Regulation of Human Adipose Tissue Activation, Gallbladder Size, and Bile Acid Metabolism by a β3-Adrenergic Receptor Agonist

beta 3-adrenergic receptor (AR) agonists are approved to treat only overactive bladder. However, rodent studies suggest that these drugs could have other beneficial effects on human metabolism.
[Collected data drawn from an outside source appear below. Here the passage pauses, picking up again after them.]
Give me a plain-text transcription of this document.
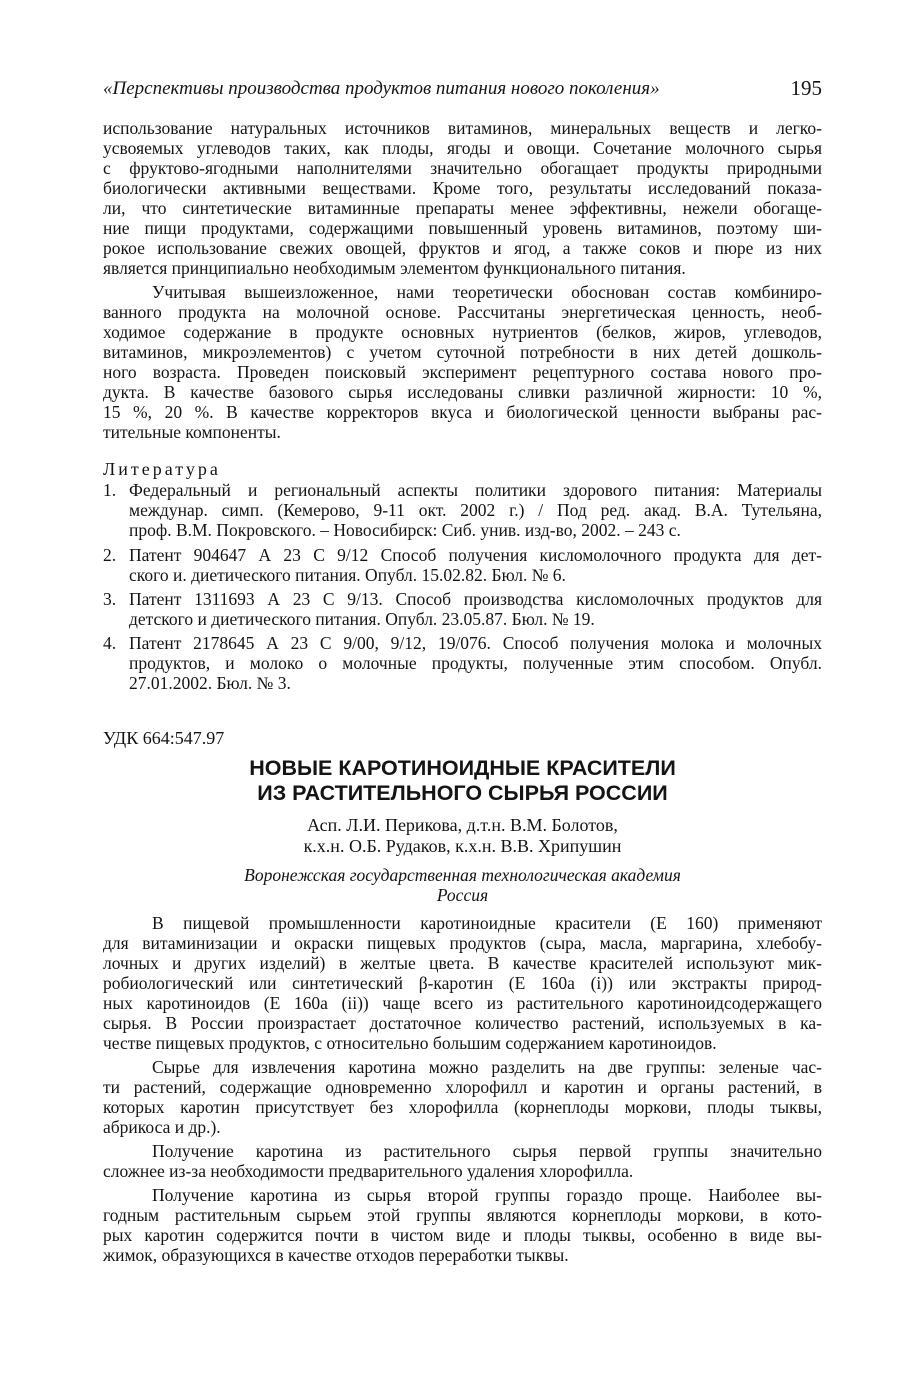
«Перспективы производства продуктов питания нового поколения»	195
использование натуральных источников витаминов, минеральных веществ и легко-
усвояемых углеводов таких, как плоды, ягоды и овощи. Сочетание молочного сырья
с фруктово-ягодными наполнителями значительно обогащает продукты природными
биологически активными веществами. Кроме того, результаты исследований показа-
ли, что синтетические витаминные препараты менее эффективны, нежели обогаще-
ние пищи продуктами, содержащими повышенный уровень витаминов, поэтому ши-
рокое использование свежих овощей, фруктов и ягод, а также соков и пюре из них
является принципиально необходимым элементом функционального питания.
Учитывая вышеизложенное, нами теоретически обоснован состав комбиниро-
ванного продукта на молочной основе. Рассчитаны энергетическая ценность, необ-
ходимое содержание в продукте основных нутриентов (белков, жиров, углеводов,
витаминов, микроэлементов) с учетом суточной потребности в них детей дошколь-
ного возраста. Проведен поисковый эксперимент рецептурного состава нового про-
дукта. В качестве базового сырья исследованы сливки различной жирности: 10 %,
15 %, 20 %. В качестве корректоров вкуса и биологической ценности выбраны рас-
тительные компоненты.
Литература
1. Федеральный и региональный аспекты политики здорового питания: Материалы
междунар. симп. (Кемерово, 9-11 окт. 2002 г.) / Под ред. акад. В.А. Тутельяна,
проф. В.М. Покровского. – Новосибирск: Сиб. унив. изд-во, 2002. – 243 с.
2. Патент 904647 А 23 С 9/12 Способ получения кисломолочного продукта для дет-
ского и. диетического питания. Опубл. 15.02.82. Бюл. № 6.
3. Патент 1311693 А 23 С 9/13. Способ производства кисломолочных продуктов для
детского и диетического питания. Опубл. 23.05.87. Бюл. № 19.
4. Патент 2178645 А 23 С 9/00, 9/12, 19/076. Способ получения молока и молочных
продуктов, и молоко о молочные продукты, полученные этим способом. Опубл.
27.01.2002. Бюл. № 3.
УДК 664:547.97
НОВЫЕ КАРОТИНОИДНЫЕ КРАСИТЕЛИ
ИЗ РАСТИТЕЛЬНОГО СЫРЬЯ РОССИИ
Асп. Л.И. Перикова, д.т.н. В.М. Болотов,
к.х.н. О.Б. Рудаков, к.х.н. В.В. Хрипушин
Воронежская государственная технологическая академия
Россия
В пищевой промышленности каротиноидные красители (Е 160) применяют
для витаминизации и окраски пищевых продуктов (сыра, масла, маргарина, хлебобу-
лочных и других изделий) в желтые цвета. В качестве красителей используют мик-
робиологический или синтетический β-каротин (Е 160а (i)) или экстракты природ-
ных каротиноидов (Е 160а (ii)) чаще всего из растительного каротиноидсодержащего
сырья. В России произрастает достаточное количество растений, используемых в ка-
честве пищевых продуктов, с относительно большим содержанием каротиноидов.
Сырье для извлечения каротина можно разделить на две группы: зеленые час-
ти растений, содержащие одновременно хлорофилл и каротин и органы растений, в
которых каротин присутствует без хлорофилла (корнеплоды моркови, плоды тыквы,
абрикоса и др.).
Получение каротина из растительного сырья первой группы значительно
сложнее из-за необходимости предварительного удаления хлорофилла.
Получение каротина из сырья второй группы гораздо проще. Наиболее вы-
годным растительным сырьем этой группы являются корнеплоды моркови, в кото-
рых каротин содержится почти в чистом виде и плоды тыквы, особенно в виде вы-
жимок, образующихся в качестве отходов переработки тыквы.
We performed tissue receptor profiling and showed that the human beta 3-AR mRNA is also highly expressed in gallbladder and brown adipose tissue (BAT). We next studied the clinical implications of this distribution in 12 healthy men given one-time randomized doses of placebo, the approved dose of 50 mg, and 200 mg of the beta 3-AR agonist mirabegron. There was a more-than-dose-proportional increase in BAT metabolic activity as measured by [F-18]-2-fluoro-D-2-deoxy-d-glucose positron emission tomography/computed tomography (medians 0.0 vs. 18.2 vs. 305.6 mL mean standardized uptake value [SUVmean] . g/mL). Only the 200-mg dose elevated both nonesterified fatty acids (68%) and resting energy expenditure (5.8%). Previously undescribed increases in gallbladder size (35%) and reductions in conjugated bile acids were also discovered. Therefore, besides urinary bladder relaxation, the human beta 3-AR contributes to white adipose tissue lipolysis, BAT thermogenesis, gallbladder relaxation, and bile acid metabolism. This physiology should be considered in the development of more selective beta 3-AR agonists to treat obesity-related complications.